Изменить размер шрифта - +

— Сомкнуть щиты!

— С нами Бог! — воскликнул Беокка.

— Вперед!

Еще два шаркающих шага вперед — и снова остановка.

— Грязные ублюдки! — пробормотал Стеапа. — Господи, помоги мне! Вот ублюдки!

— Быстро! — закричал Осрик. — Быстро! Вперед — и убейте их! Вперед и убейте! Вперед! Вперед! Вперед!

И тут люди из Вилтунскира испустили оглушительный воинственный клич — не только затем, чтобы испугать врага, но и для того, чтобы подбодрить себя, — и внезапно, спустя столько времени, клин быстро двинулся вперед. Люди громко вопили, ряды датчан ощетинились копьями, и наши копья полетели в ответ. А потом раздался грохот, настоящий гром войны, когда клин встретился со скьялдборгом.

Столкновение сотрясло все наши ряды, так что даже мой отряд, который еще не столкнулся с врагом, пошатнулся. Я услышал первые вопли, резкий металлический звук клинков, стук металла, ударяющего о дерево щитов, натужные голоса, а потом увидел, что датчане появляются из-за зеленых укреплений: целый поток врагов ринулся на нас, намереваясь разбить наш фланг и смять наше наступление, но именно поэтому Альфред и поместил слева войска Осрика.

— Щиты! — взревел Леофрик.

Я вскинул щит, коснувшись им щитов Стеапы и Пирлига, потом пригнулся, готовый встретить атаку. Голова опущена, туловище прикрыто щитом, ноги расставлены, Осиное Жало наготове.

Перед нами и справа от нас уже сражались люди Осрика, и я чуял запах крови и дерьма — то были запахи битвы. А потом я забыл про сражающиеся войска Осрика, потому что дождь хлестал мне в лицо, а датчане приближались уже бегом, не соблюдая строя, собираясь одержать победу в одном-единственном яростном порыве. Их были сотни, и наши копейщики метнули копья.

— Давайте! — закричал я — и мы сделали один шаг вперед, навстречу нападавшим.

Моя левая рука врезалась в грудь, когда меня ударил датчанин — щитом в щит. Он рубанул топором, я исхитрился и ткнул Осиным Жалом ему в бок, и его щит врезался в щит Эадрика у меня над головой. Я повернул Осиное Жало, вытащил и пырнул снова. Я чувствовал кислое дыхание датчанина, который перед битвой наверняка хлебнул эля; его лицо искажала гримаса боли. Он дернул свой топор и высвободил его. Я пырнул снова и вывернул «сакс», погрузив его не то в кольчугу, не то в кость — я сам не знал, куда именно.

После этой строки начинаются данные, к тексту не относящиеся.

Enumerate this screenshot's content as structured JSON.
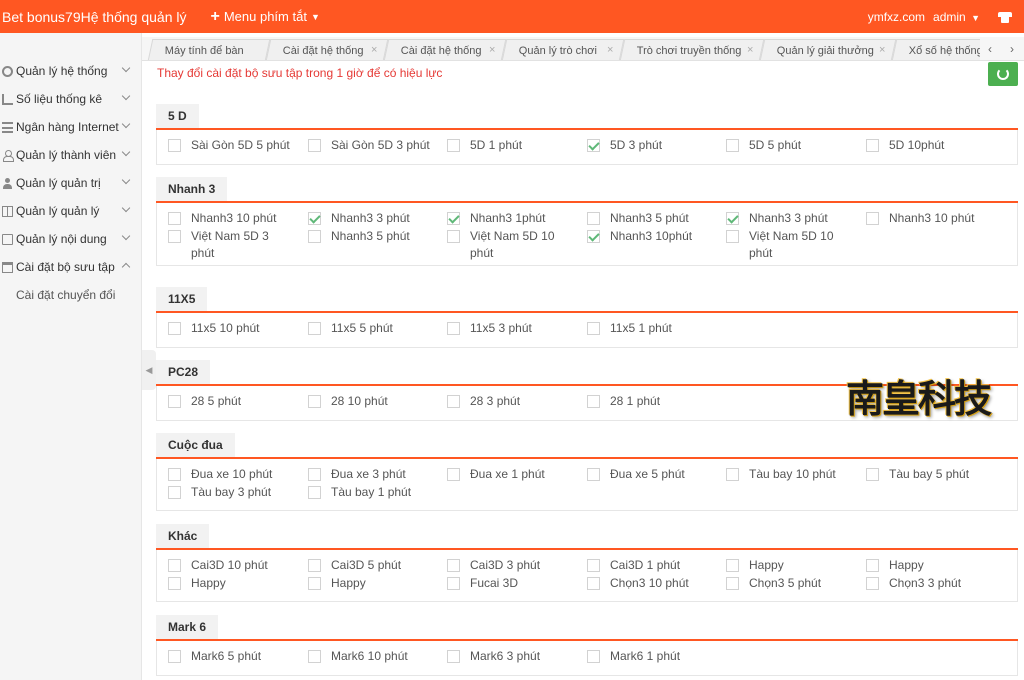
{
  "header": {
    "brand": "Bet bonus79Hệ thống quản lý",
    "menu_shortcut": "Menu phím tắt",
    "domain": "ymfxz.com",
    "user": "admin"
  },
  "sidebar": {
    "items": [
      {
        "label": "Quản lý hệ thống",
        "icon": "gear-icon"
      },
      {
        "label": "Số liệu thống kê",
        "icon": "chart-icon"
      },
      {
        "label": "Ngân hàng Internet",
        "icon": "list-icon"
      },
      {
        "label": "Quản lý thành viên",
        "icon": "user-icon"
      },
      {
        "label": "Quản lý quản trị",
        "icon": "person-icon"
      },
      {
        "label": "Quản lý quản lý",
        "icon": "grid-icon"
      },
      {
        "label": "Quản lý nội dung",
        "icon": "book-icon"
      },
      {
        "label": "Cài đặt bộ sưu tập",
        "icon": "folder-icon"
      }
    ],
    "sub_items": [
      "Cài đặt chuyển đổi"
    ]
  },
  "tabs": [
    {
      "label": "Máy tính để bàn"
    },
    {
      "label": "Cài đặt hệ thống"
    },
    {
      "label": "Cài đặt hệ thống"
    },
    {
      "label": "Quản lý trò chơi"
    },
    {
      "label": "Trò chơi truyền thống"
    },
    {
      "label": "Quản lý giải thưởng"
    },
    {
      "label": "Xổ số hệ thống"
    }
  ],
  "notice": "Thay đổi cài đặt bộ sưu tập trong 1 giờ để có hiệu lực",
  "logo_text": "南皇科技",
  "sections": [
    {
      "title": "5 D",
      "options": [
        {
          "label": "Sài Gòn 5D 5 phút",
          "checked": false
        },
        {
          "label": "Sài Gòn 5D 3 phút",
          "checked": false
        },
        {
          "label": "5D 1 phút",
          "checked": false
        },
        {
          "label": "5D 3 phút",
          "checked": true
        },
        {
          "label": "5D 5 phút",
          "checked": false
        },
        {
          "label": "5D 10phút",
          "checked": false
        }
      ]
    },
    {
      "title": "Nhanh 3",
      "options": [
        {
          "label": "Nhanh3 10 phút",
          "checked": false
        },
        {
          "label": "Nhanh3 3 phút",
          "checked": true
        },
        {
          "label": "Nhanh3 1phút",
          "checked": true
        },
        {
          "label": "Nhanh3 5 phút",
          "checked": false
        },
        {
          "label": "Nhanh3 3 phút",
          "checked": true
        },
        {
          "label": "Nhanh3 10 phút",
          "checked": false
        },
        {
          "label": "Việt Nam 5D 3 phút",
          "checked": false
        },
        {
          "label": "Nhanh3 5 phút",
          "checked": false
        },
        {
          "label": "Việt Nam 5D 10 phút",
          "checked": false
        },
        {
          "label": "Nhanh3 10phút",
          "checked": true
        },
        {
          "label": "Việt Nam 5D 10 phút",
          "checked": false
        }
      ]
    },
    {
      "title": "11X5",
      "options": [
        {
          "label": "11x5 10 phút",
          "checked": false
        },
        {
          "label": "11x5 5 phút",
          "checked": false
        },
        {
          "label": "11x5 3 phút",
          "checked": false
        },
        {
          "label": "11x5 1 phút",
          "checked": false
        }
      ]
    },
    {
      "title": "PC28",
      "options": [
        {
          "label": "28 5 phút",
          "checked": false
        },
        {
          "label": "28 10 phút",
          "checked": false
        },
        {
          "label": "28 3 phút",
          "checked": false
        },
        {
          "label": "28 1 phút",
          "checked": false
        }
      ]
    },
    {
      "title": "Cuộc đua",
      "options": [
        {
          "label": "Đua xe 10 phút",
          "checked": false
        },
        {
          "label": "Đua xe 3 phút",
          "checked": false
        },
        {
          "label": "Đua xe 1 phút",
          "checked": false
        },
        {
          "label": "Đua xe 5 phút",
          "checked": false
        },
        {
          "label": "Tàu bay 10 phút",
          "checked": false
        },
        {
          "label": "Tàu bay 5 phút",
          "checked": false
        },
        {
          "label": "Tàu bay 3 phút",
          "checked": false
        },
        {
          "label": "Tàu bay 1 phút",
          "checked": false
        }
      ]
    },
    {
      "title": "Khác",
      "options": [
        {
          "label": "Cai3D 10 phút",
          "checked": false
        },
        {
          "label": "Cai3D 5 phút",
          "checked": false
        },
        {
          "label": "Cai3D 3 phút",
          "checked": false
        },
        {
          "label": "Cai3D 1 phút",
          "checked": false
        },
        {
          "label": "Happy",
          "checked": false
        },
        {
          "label": "Happy",
          "checked": false
        },
        {
          "label": "Happy",
          "checked": false
        },
        {
          "label": "Happy",
          "checked": false
        },
        {
          "label": "Fucai 3D",
          "checked": false
        },
        {
          "label": "Chọn3 10 phút",
          "checked": false
        },
        {
          "label": "Chọn3 5 phút",
          "checked": false
        },
        {
          "label": "Chọn3 3 phút",
          "checked": false
        }
      ]
    },
    {
      "title": "Mark 6",
      "options": [
        {
          "label": "Mark6 5 phút",
          "checked": false
        },
        {
          "label": "Mark6 10 phút",
          "checked": false
        },
        {
          "label": "Mark6 3 phút",
          "checked": false
        },
        {
          "label": "Mark6 1 phút",
          "checked": false
        }
      ]
    }
  ],
  "colors": {
    "accent": "#ff5722",
    "check": "#5fb878",
    "notice": "#e53935",
    "refresh": "#4caf50"
  }
}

— Твоя мать — поросячье дерьмо! — выкрикнул я в лицо датчанину, и тот, завопив от ярости, попытался опустить топор на мой шлем, но я пригнулся, а Эадрик прикрыл меня щитом.

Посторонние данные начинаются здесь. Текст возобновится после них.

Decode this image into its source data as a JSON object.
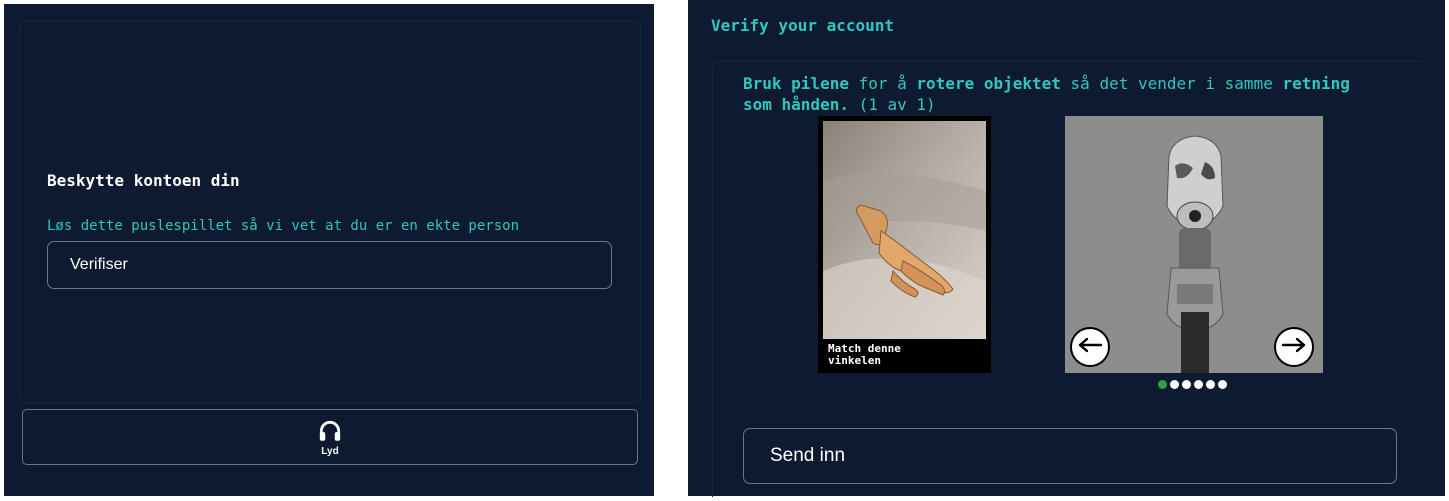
{
  "left": {
    "title": "Beskytte kontoen din",
    "subtitle": "Løs dette puslespillet så vi vet at du er en ekte person",
    "verify_label": "Verifiser",
    "audio_label": "Lyd",
    "audio_icon": "headphones-icon"
  },
  "right": {
    "title": "Verify your account",
    "instructions": {
      "p1": "Bruk pilene",
      "p2": " for å ",
      "p3": "rotere objektet",
      "p4": " så det vender i samme ",
      "p5": "retning som hånden.",
      "p6": " (1 av 1)"
    },
    "reference_caption": "Match denne vinkelen",
    "left_arrow_icon": "arrow-left-icon",
    "right_arrow_icon": "arrow-right-icon",
    "pagination": {
      "total": 6,
      "active_index": 0
    },
    "submit_label": "Send inn"
  },
  "colors": {
    "background": "#0d1a2f",
    "accent": "#2ec8c0",
    "active_dot": "#2e9e48"
  }
}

Теперь клинок Осиного Жала был красным и липким от крови, и я рванул его вверх.

Стеапа что-то бессвязно вопил, рубя мечом направо и налево, и датчане избегали его.

Мой враг споткнулся, упал на колени, я ударил его умбоном щита, сломав нос и выбив зубы, потом ткнул Осиным Жалом в окровавленный рот.

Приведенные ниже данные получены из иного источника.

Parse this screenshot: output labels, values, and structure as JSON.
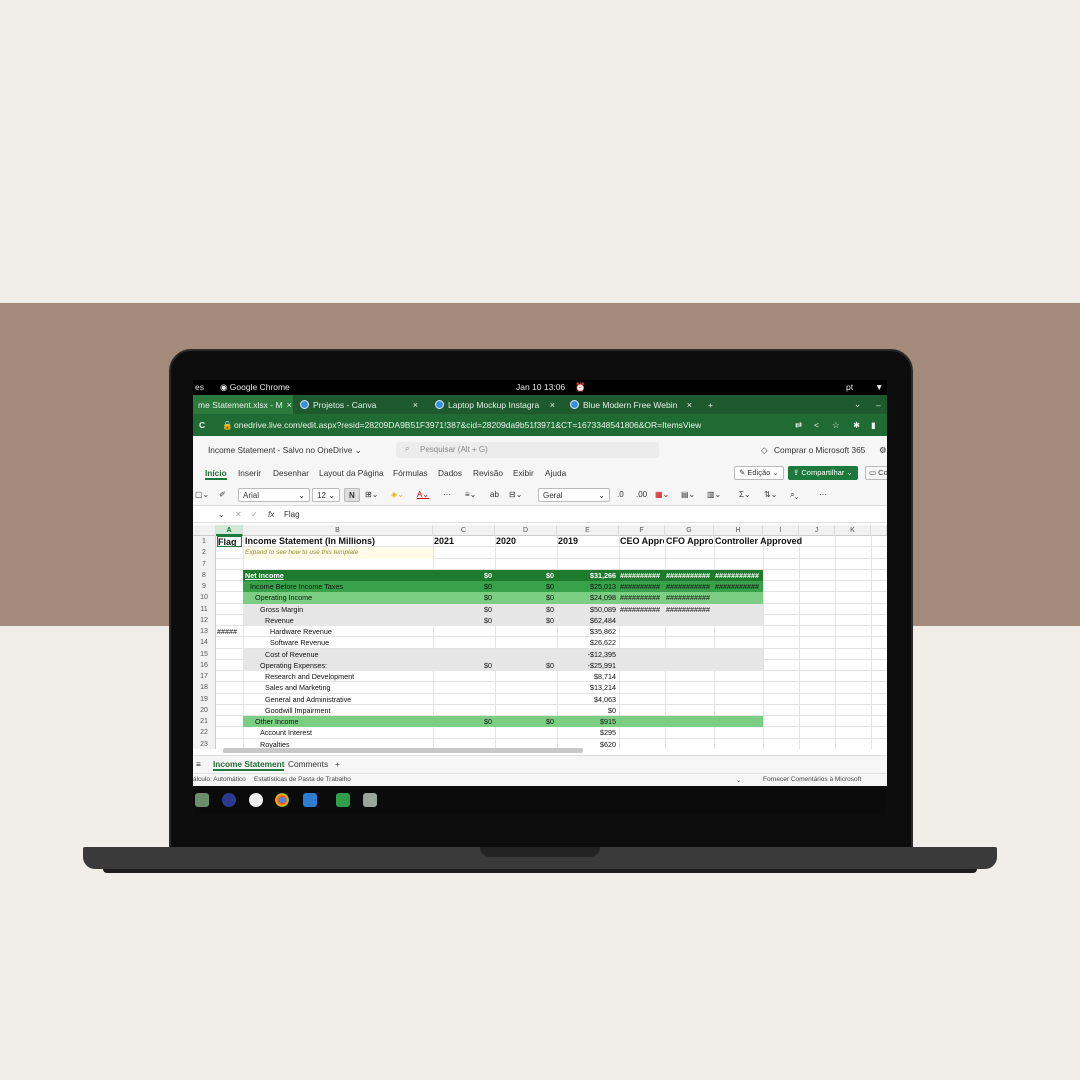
{
  "os": {
    "left_fragment": "es",
    "app": "Google Chrome",
    "clock": "Jan 10  13:06",
    "lang": "pt"
  },
  "tabs": [
    {
      "label": "me Statement.xlsx - M",
      "close": "×"
    },
    {
      "label": "Projetos - Canva",
      "close": "×"
    },
    {
      "label": "Laptop Mockup Instagra",
      "close": "×"
    },
    {
      "label": "Blue Modern Free Webin",
      "close": "×"
    }
  ],
  "new_tab": "+",
  "address": {
    "url": "onedrive.live.com/edit.aspx?resid=28209DA9B51F3971!387&cid=28209da9b51f3971&CT=1673348541806&OR=ItemsView"
  },
  "excel": {
    "doc_title": "Income Statement  -  Salvo no OneDrive ⌄",
    "search_placeholder": "Pesquisar (Alt + G)",
    "buy": "Comprar o Microsoft 365",
    "menu": [
      "Início",
      "Inserir",
      "Desenhar",
      "Layout da Página",
      "Fórmulas",
      "Dados",
      "Revisão",
      "Exibir",
      "Ajuda"
    ],
    "edit_btn": "Edição ⌄",
    "share_btn": "Compartilhar ⌄",
    "comments_btn": "Co",
    "font": "Arial",
    "font_size": "12",
    "bold": "N",
    "number_format": "Geral",
    "name_box": "⌄",
    "fx": "fx",
    "formula": "Flag"
  },
  "columns": [
    "A",
    "B",
    "C",
    "D",
    "E",
    "F",
    "G",
    "H",
    "I",
    "J",
    "K"
  ],
  "rows": [
    {
      "n": "1",
      "a": "Flag",
      "b": "Income Statement (In Millions)",
      "c": "2021",
      "d": "2020",
      "e": "2019",
      "f": "CEO Appro",
      "g": "CFO Appro",
      "h": "Controller Approved",
      "style": "header"
    },
    {
      "n": "2",
      "a": "",
      "b": "Expand to see how to use this template",
      "c": "",
      "d": "",
      "e": "",
      "f": "",
      "g": "",
      "h": "",
      "style": "note"
    },
    {
      "n": "7",
      "a": "",
      "b": "",
      "c": "",
      "d": "",
      "e": "",
      "f": "",
      "g": "",
      "h": "",
      "style": "plain"
    },
    {
      "n": "8",
      "a": "",
      "b": "Net Income",
      "c": "$0",
      "d": "$0",
      "e": "$31,266",
      "f": "##########",
      "g": "###########",
      "h": "###########",
      "style": "dark",
      "indent": 0
    },
    {
      "n": "9",
      "a": "",
      "b": "Income Before Income Taxes",
      "c": "$0",
      "d": "$0",
      "e": "$25,013",
      "f": "##########",
      "g": "###########",
      "h": "###########",
      "style": "mid",
      "indent": 1
    },
    {
      "n": "10",
      "a": "",
      "b": "Operating Income",
      "c": "$0",
      "d": "$0",
      "e": "$24,098",
      "f": "##########",
      "g": "###########",
      "h": "",
      "style": "light",
      "indent": 2
    },
    {
      "n": "11",
      "a": "",
      "b": "Gross Margin",
      "c": "$0",
      "d": "$0",
      "e": "$50,089",
      "f": "##########",
      "g": "###########",
      "h": "",
      "style": "gray",
      "indent": 3
    },
    {
      "n": "12",
      "a": "",
      "b": "Revenue",
      "c": "$0",
      "d": "$0",
      "e": "$62,484",
      "f": "",
      "g": "",
      "h": "",
      "style": "gray",
      "indent": 4
    },
    {
      "n": "13",
      "a": "#####",
      "b": "Hardware Revenue",
      "c": "",
      "d": "",
      "e": "$35,862",
      "f": "",
      "g": "",
      "h": "",
      "style": "plain",
      "indent": 5
    },
    {
      "n": "14",
      "a": "",
      "b": "Software Revenue",
      "c": "",
      "d": "",
      "e": "$26,622",
      "f": "",
      "g": "",
      "h": "",
      "style": "plain",
      "indent": 5
    },
    {
      "n": "15",
      "a": "",
      "b": "Cost of Revenue",
      "c": "",
      "d": "",
      "e": "-$12,395",
      "f": "",
      "g": "",
      "h": "",
      "style": "gray",
      "indent": 4
    },
    {
      "n": "16",
      "a": "",
      "b": "Operating Expenses:",
      "c": "$0",
      "d": "$0",
      "e": "-$25,991",
      "f": "",
      "g": "",
      "h": "",
      "style": "gray",
      "indent": 3
    },
    {
      "n": "17",
      "a": "",
      "b": "Research and Development",
      "c": "",
      "d": "",
      "e": "$8,714",
      "f": "",
      "g": "",
      "h": "",
      "style": "plain",
      "indent": 4
    },
    {
      "n": "18",
      "a": "",
      "b": "Sales and Marketing",
      "c": "",
      "d": "",
      "e": "$13,214",
      "f": "",
      "g": "",
      "h": "",
      "style": "plain",
      "indent": 4
    },
    {
      "n": "19",
      "a": "",
      "b": "General and Administrative",
      "c": "",
      "d": "",
      "e": "$4,063",
      "f": "",
      "g": "",
      "h": "",
      "style": "plain",
      "indent": 4
    },
    {
      "n": "20",
      "a": "",
      "b": "Goodwill Impairment",
      "c": "",
      "d": "",
      "e": "$0",
      "f": "",
      "g": "",
      "h": "",
      "style": "plain",
      "indent": 4
    },
    {
      "n": "21",
      "a": "",
      "b": "Other Income",
      "c": "$0",
      "d": "$0",
      "e": "$915",
      "f": "",
      "g": "",
      "h": "",
      "style": "light",
      "indent": 2
    },
    {
      "n": "22",
      "a": "",
      "b": "Account Interest",
      "c": "",
      "d": "",
      "e": "$295",
      "f": "",
      "g": "",
      "h": "",
      "style": "plain",
      "indent": 3
    },
    {
      "n": "23",
      "a": "",
      "b": "Royalties",
      "c": "",
      "d": "",
      "e": "$620",
      "f": "",
      "g": "",
      "h": "",
      "style": "plain",
      "indent": 3
    }
  ],
  "sheets": {
    "active": "Income Statement",
    "other": "Comments",
    "add": "+"
  },
  "status": {
    "calc": "álculo: Automático",
    "stats": "Estatísticas de Pasta de Trabalho",
    "feedback": "Fornecer Comentários à Microsoft"
  },
  "colors": {
    "dark_green": "#1e7a2c",
    "mid_green": "#38a24a",
    "light_green": "#7ccf82",
    "gray_row": "#e6e6e6",
    "accent": "#1e7a3c"
  }
}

Другой датчанин немедленно занял его место, но Пирлиг мигом погрузил свое кабанье копье в живот этого нового противника.

— Щиты! — закричал я, и Стеапа с Пирлигом машинально выстроили свои щиты в одну линию с моим.

Я понятия не имел, что происходит в других местах на вершине холма, сознавая только, что творится в пределах досягаемости Осиного Жала.

— Назад на шаг! Отступите на шаг! — выкрикнул Пирлиг, и мы послушались, так что датчане, занявшие места раненых и убитых, переступили через тела своих павших товарищей. Тогда мы шагнули вперед, чтобы столкнуться с ними до того, как они успеют восстановить равновесие.

Так и ведется битва. Это путь воина, а мы, королевская гвардия, были самыми лучшими воинами Альфреда. Датчане неистово ринулись на нас, не потрудившись сомкнуть щиты, — они верили, что сметут нас в яростном порыве.